En Ardèche, « on innove aussi, a indiqué le président de la chambre d'agriculture de ce département, Jean-Luc Flaugère, exemples à l'appui. On doit travailler sur la gestion de l'eau, l'agronomie, le stockage du carbone, l'agroécologie, l'agroforesterie... » L'innovation encore avec des serres photovoltaïques alliant production d'énergie et cultures. « L'objectif est d'avoir un vrai projet agricole dans les serres », a précisé Sarah Félix-Faure, chef de projets à la direction des nouvelles énergies de la CNR. Pour le côté agricole, la CNR s'est tournée vers la chambre d'agriculture de l'Ardèche.
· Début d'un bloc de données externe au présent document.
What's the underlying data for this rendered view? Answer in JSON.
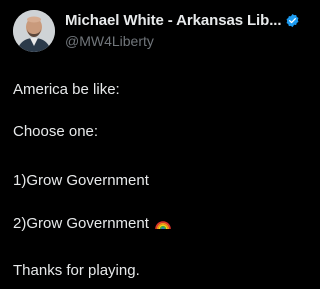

Un projet est en cours sur une exploitation du Sud-Ardèche, qui pourrait se concrétiser fin 2020.
L'engagement d'acteurs locaux dans la transition écologique autour des enjeux de l'eau et de l'agriculture a, lui, été abordé avec Sabine Buis, vice-présidente du Département de l'Ardèche, et Aline Comeau, directrice générale adjointe de l'Agence de l'eau Adour-Garonne. Concernant encore l'eau, « l'Etat doit déjà, à court terme, agir comme régulateur », a dit le secrétaire général de la préfecture de la Drôme, Patrick Vieillescazes. Il doit aussi encourager les innovations dans les pratiques agricoles. On a besoin de la recherche, d'expérimenter, de continuer à déployer des projets intelligents, viables. »

Annie Laurie

* Sefra : station d'expérimentation fruits Rhône-Alpes.

 

Elisabeth Ayrault, présidente de la CNR /
L'agriculture, « une des solutions au problème »
Elisabeth Ayrault (présidente de la CNR).
« Je suis fascinée par les efforts faits par le monde agricole, a confié la présidente de la CNR, Elisabeth Ayrault, qui a conclu cette rencontre sur l'agriculture et le changement climatique. On doit aussi faire attention à notre fleuve. Il faut raisonner à la fois la ressource en eau de l'agriculture - car nous avons besoin de nous nourrir - et penser à ce que le Rhône va devenir dans le temps long. Le vrai sujet, c'est une gestion des usages équilibrée. C'est un travail en commun, un mélange entre ce que chacun doit faire pour continuer à donner à boire et manger à une population en croissance. »
Sur la planète, il y a toujours autant d'eau, elle ne part pas dans l'atmosphère, ne disparaît pas. « Le problème, aujourd'hui, c'est qu'elle ne se répartit plus comme il faut, a constaté la présidente de la CNR. On dit qu'une partie de la planète deviendra invivable car trop sèche et qu'une autre aura tellement d'eau qu'on ne pourra plus y vivre. Dans quelques décennies, la population va se rassembler dans les seules zones vivables. La surpopulation va encore accélérer la destruction de la ressource en eau. » L'agriculture est « une des solutions au problème du changement climatique », a-t-elle encore souligné. Et de noter que la CNR accompagne différentes actions du monde agricole.